Technology experts warn on trade war


Policy experts and tech executives on Tuesday called for Washington to realize the benefits of collaboration with China in innovation and warned of the cost of a trade war to the technology industry.
"I hope people have an idea of the enormous benefits that have been created in this innovation ecosystem, because I'm afraid they will find themselves in that old Joni Mitchell song, 'That you don't know what you've got till it's gone,'" said Robert Merges, a UC Berkeley law professor, at a panel discussion following the webcast China Town Hall meeting.
He said he understands the painful reset, but he hopes Washington will realize the cost of the increased friction.
"I don't know if they have taken the time to really analyze the benefits that have been flowing both ways from this trans-Pacific innovation ecosystem," said Merges, also co-director of the Berkeley Center for Law and Technology.
He explained that business moves quickly, and people make decisions quickly.
"If there will be a reconfiguration, I'm not sure it will favor US interests. I'm not sure it will favor Chinese interests. I don't know if it will help anybody," he said.

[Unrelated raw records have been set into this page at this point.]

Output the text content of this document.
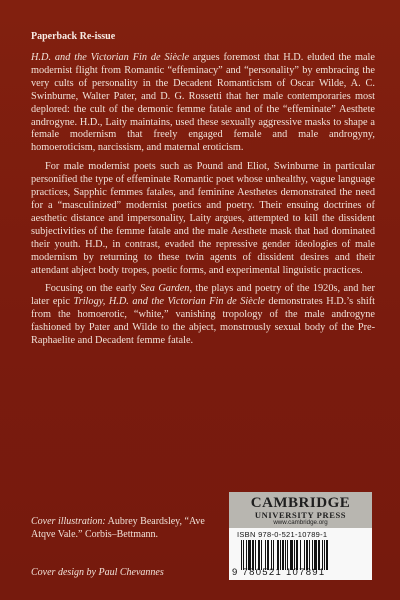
Paperback Re-issue

H.D. and the Victorian Fin de Siècle argues foremost that H.D. eluded the male modernist flight from Romantic “effeminacy” and “personality” by embracing the very cults of personality in the Decadent Romanticism of Oscar Wilde, A. C. Swinburne, Walter Pater, and D. G. Rossetti that her male contemporaries most deplored: the cult of the demonic femme fatale and of the “effeminate” Aesthete androgyne. H.D., Laity maintains, used these sexually aggressive masks to shape a female modernism that freely engaged female and male androgyny, homoeroticism, narcissism, and maternal eroticism.

For male modernist poets such as Pound and Eliot, Swinburne in particular personified the type of effeminate Romantic poet whose unhealthy, vague language practices, Sapphic femmes fatales, and feminine Aesthetes demonstrated the need for a “masculinized” modernist poetics and poetry. Their ensuing doctrines of aesthetic distance and impersonality, Laity argues, attempted to kill the dissident subjectivities of the femme fatale and the male Aesthete mask that had dominated their youth. H.D., in contrast, evaded the repressive gender ideologies of male modernism by returning to these twin agents of dissident desires and their attendant abject body tropes, poetic forms, and experimental linguistic practices.

Focusing on the early Sea Garden, the plays and poetry of the 1920s, and her later epic Trilogy, H.D. and the Victorian Fin de Siècle demonstrates H.D.’s shift from the homoerotic, “white,” vanishing tropology of the male androgyne fashioned by Pater and Wilde to the abject, monstrously sexual body of the Pre-Raphaelite and Decadent femme fatale.

Cover illustration: Aubrey Beardsley, “Ave Atqve Vale.” Corbis–Bettmann.
Cover design by Paul Chevannes
CAMBRIDGE
UNIVERSITY PRESS
www.cambridge.org
ISBN 978-0-521-10789-1
9 780521 107891
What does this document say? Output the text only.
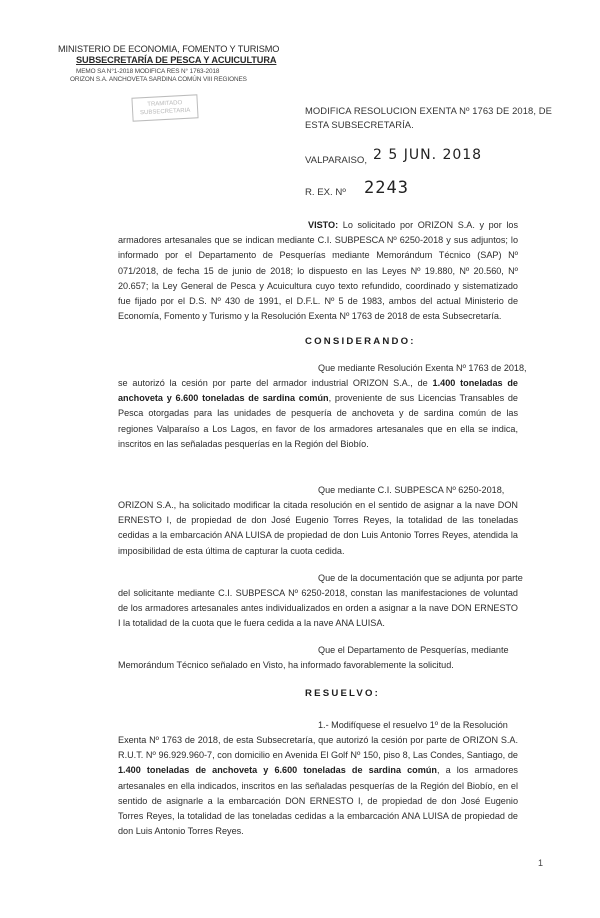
MINISTERIO DE ECONOMIA, FOMENTO Y TURISMO
SUBSECRETARÍA DE PESCA Y ACUICULTURA
MEMO SA N°1-2018 MODIFICA RES N° 1763-2018
ORIZON S.A. ANCHOVETA SARDINA COMÚN VIII REGIONES
TRAMITADO
SUBSECRETARIA	MODIFICA RESOLUCION EXENTA Nº 1763 DE 2018, DE
ESTA SUBSECRETARÍA.
VALPARAISO, 2 5 JUN. 2018
R. EX. Nº 2243

VISTO: Lo solicitado por ORIZON S.A. y por los armadores artesanales que se indican mediante C.I. SUBPESCA Nº 6250-2018 y sus adjuntos; lo informado por el Departamento de Pesquerías mediante Memorándum Técnico (SAP) Nº 071/2018, de fecha 15 de junio de 2018; lo dispuesto en las Leyes Nº 19.880, Nº 20.560, Nº 20.657; la Ley General de Pesca y Acuicultura cuyo texto refundido, coordinado y sistematizado fue fijado por el D.S. Nº 430 de 1991, el D.F.L. Nº 5 de 1983, ambos del actual Ministerio de Economía, Fomento y Turismo y la Resolución Exenta Nº 1763 de 2018 de esta Subsecretaría.

CONSIDERANDO:
Que mediante Resolución Exenta Nº 1763 de 2018,

se autorizó la cesión por parte del armador industrial ORIZON S.A., de 1.400 toneladas de anchoveta y 6.600 toneladas de sardina común, proveniente de sus Licencias Transables de Pesca otorgadas para las unidades de pesquería de anchoveta y de sardina común de las regiones Valparaíso a Los Lagos, en favor de los armadores artesanales que en ella se indica, inscritos en las señaladas pesquerías en la Región del Biobío.

Que mediante C.I. SUBPESCA Nº 6250-2018,

ORIZON S.A., ha solicitado modificar la citada resolución en el sentido de asignar a la nave DON ERNESTO I, de propiedad de don José Eugenio Torres Reyes, la totalidad de las toneladas cedidas a la embarcación ANA LUISA de propiedad de don Luis Antonio Torres Reyes, atendida la imposibilidad de esta última de capturar la cuota cedida.

Que de la documentación que se adjunta por parte

del solicitante mediante C.I. SUBPESCA Nº 6250-2018, constan las manifestaciones de voluntad de los armadores artesanales antes individualizados en orden a asignar a la nave DON ERNESTO I la totalidad de la cuota que le fuera cedida a la nave ANA LUISA.

Que el Departamento de Pesquerías, mediante

Memorándum Técnico señalado en Visto, ha informado favorablemente la solicitud.

RESUELVO:
1.- Modifíquese el resuelvo 1º de la Resolución

Exenta Nº 1763 de 2018, de esta Subsecretaría, que autorizó la cesión por parte de ORIZON S.A. R.U.T. Nº 96.929.960-7, con domicilio en Avenida El Golf Nº 150, piso 8, Las Condes, Santiago, de 1.400 toneladas de anchoveta y 6.600 toneladas de sardina común, a los armadores artesanales en ella indicados, inscritos en las señaladas pesquerías de la Región del Biobío, en el sentido de asignarle a la embarcación DON ERNESTO I, de propiedad de don José Eugenio Torres Reyes, la totalidad de las toneladas cedidas a la embarcación ANA LUISA de propiedad de don Luis Antonio Torres Reyes.

1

The 20 largest e-commerce companies in the world are clustered on the West Coast of the US and the East Coast of China, and that is not an accident, he told the panel, which was organized by the Asia Society and Berkeley Law.
It's important to know the Chinese priorities and patterns today to be up to date in some areas such as artificial intelligence, autonomous vehicles, electric batteries and semiconductors, he explained.
"From the US point of view, we need to have an idea of what we want at the end of this reset? We want to keep as many positives as we can and affect the negatives as best as we can," said Merges.
"Access to the big market" and "access to many brilliant people who want to come the US" are the positives, he said.